Бегемот все смотрит на автобус, тяжелой покачивающейся тушей сползающий вниз, к бульвару. Как же все-таки это определить? «З в е р и н е ц», — думает Бегемот. Нет, не то. К у р я т н и к. Во-во, курятник и есть. Сидим по насестам, по зернышку клюем. Он кисло улыбается. Невесело. Не нравится ему этот город, и все в нем не нравится. То дождь, то жара. Духотища похлеще, чем в Москве. Главная улица еще ничего, а чуть в сторону, так и прет провинция. А еще говорили — природа, природа! Да какая тут природа? В Подмосковье хоть елки, а тут черт знает что. На поезде ехал, видел — одни болота да леса горелые. У парня, который ему здешние красоты живописал, как видно, «крыша» поехала — на почве тоски по родным болотам и мошке. А может, они тут все такие — потомки каторжан? Народ вообще странный, ходят, нос задрав, и психов много, не то чтобы уж прямо совсем сумасшедших, а вздорных таких.
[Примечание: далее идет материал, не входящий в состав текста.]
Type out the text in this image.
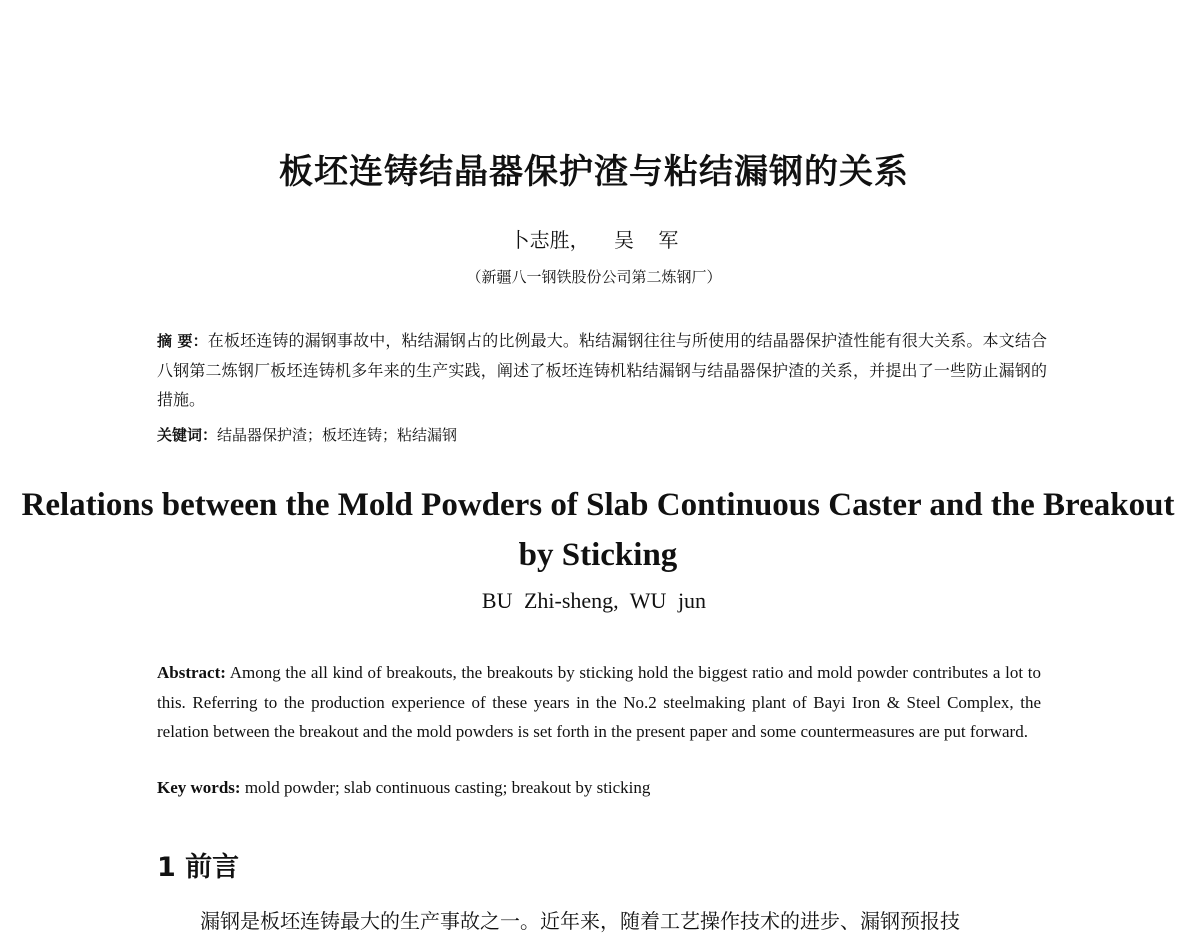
板坯连铸结晶器保护渣与粘结漏钢的关系
卜志胜， 吴 军
（新疆八一钢铁股份公司第二炼钢厂）
摘 要：在板坯连铸的漏钢事故中，粘结漏钢占的比例最大。粘结漏钢往往与所使用的结晶器保护渣性能有很大关系。本文结合八钢第二炼钢厂板坯连铸机多年来的生产实践，阐述了板坯连铸机粘结漏钢与结晶器保护渣的关系，并提出了一些防止漏钢的措施。
关键词：结晶器保护渣；板坯连铸；粘结漏钢
Relations between the Mold Powders of Slab Continuous Caster and the Breakout by Sticking
BU Zhi-sheng, WU jun
Abstract: Among the all kind of breakouts, the breakouts by sticking hold the biggest ratio and mold powder contributes a lot to this. Referring to the production experience of these years in the No.2 steelmaking plant of Bayi Iron & Steel Complex, the relation between the breakout and the mold powders is set forth in the present paper and some countermeasures are put forward.
Key words: mold powder; slab continuous casting; breakout by sticking
1 前言
漏钢是板坯连铸最大的生产事故之一。近年来，随着工艺操作技术的进步、漏钢预报技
То в автобусе хай подымут, то ни с того ни с сего начинают ржать прямо посреди улицы. Бескультурье. В Москве тебя последний ханыга на «вы» величает, а тут тычут все, кому ни попадя. «Эй ты, дай закурить!» Какое-то во всем неуловимое нахальство, агрессивность. Бегемот не знает даже, чему это приписать: влиянию востока, климату или удаленности от центров? В самом деле, только представишь, сколько сюда пилить, так и начинаешь сходить с ума.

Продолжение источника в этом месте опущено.